For those who aren’t among the estimated 50 million regular users of the Internet, the notion of Web content becoming TV programming may seem alien, but the convergence makes sense at a time when media synergy is a practiced art--when the book becomes the movie, which becomes the video, which becomes the CD-ROM.

Some TV Industry Executives Skeptical

Recently, Universal Pictures released a trailer for the upcoming remake of “Psycho” online, where it was downloaded by “Access Hollywood” for broadcast.

“Convergence” is the buzzword for Ted Turner’s Cartoon Network, which recently announced it will launch a new venue for interactive animation on the Web in December. Animation on the Web is also the mandate at Nucleus Interactive in Brentwood, a start-up company offering to produce pilots “at one-third the cost” for would-be animators, who could then shop the project around town.

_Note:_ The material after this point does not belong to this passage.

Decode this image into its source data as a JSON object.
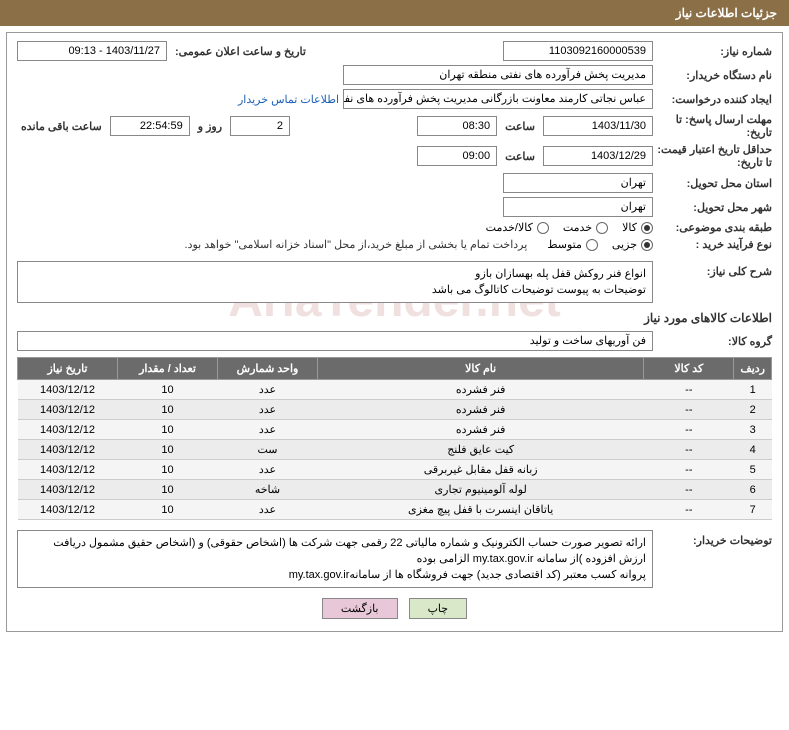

For now, though, there is still a pervasive mistrust and skepticism among many in the TV industry toward the fictional material that begins life online. Yes, there are talented people doing creative things on the Web, TV executives say, but how much of it can actually translate to a mass audience?

“Most people on our side of the business tend to be afraid of it and discount it,” said Bill Sanders, executive vice president at Big Ticket Television, which produces the syndicated series “Judge Judy” and “Judge Joe Brown.” “It’s a niche area and doesn’t play to the broad array of people broadcast TV needs to play to.”

Nor do executives necessarily believe that a Web site that has a lot of “hits” (i.e. visitors) will by definition have a large amount of TV viewers.

Advertisement

“There’s still a huge difference [between] browsing something on the Web and watching a show every week,” said Chris Albrecht, head of original programming at HBO. “The only way we can look at it constructively is if it’s a good idea for HBO. If it then also happens to be a successful Web site, that’s a good bonus.”

Even Morton, who is developing https://www.breakupgirl.com, acknowledged: “I don’t think the Web is conducive to the development of fiction television.”

Web Sites Dedicated to TV Shows Improving

For years now, TV series have had Web sites devoted to die-hard fans, who with the click of a mouse can get episode guides, cast bios and go into chat rooms to discuss the series with other fans. Many sites, however, have long been glorified billboards for the shows--updated irregularly and thus relatively cheap to maintain.

But interactivity with the characters and programming-like features now distinguish the better sites.

On the Web site for WB’s teen hit “Dawson’s Creek,” for instance, fans can go into “Dawson’s Desktop” and exchange messages with the show’s main character. And then there’s “Homicide: Second Shift,” NBC’s 2-year-old online spinoff of its drama series “Homicide: Life on the Street.” Three original stories have premiered online in the last year, with their own cast, a 3-D squad room and a role-playing game. The network is now doing similar crossover with another series, “Profiler.”

Though he couldn’t get his cybersoap “The Spot” on television, co-creator Zakarin can still envision a day when a TV series and its Internet counterpart exist on equal footing, where plot points are introduced on television and resolved on the Web, where viewers can virtually climb into the worlds of their favorite TV shows.

Advertisement

Fox TV Studios’ Grant, however, is more doubtful. The Web, he says, is the ultimate talent showcase, but who has time to wade through the 2 million bad acts?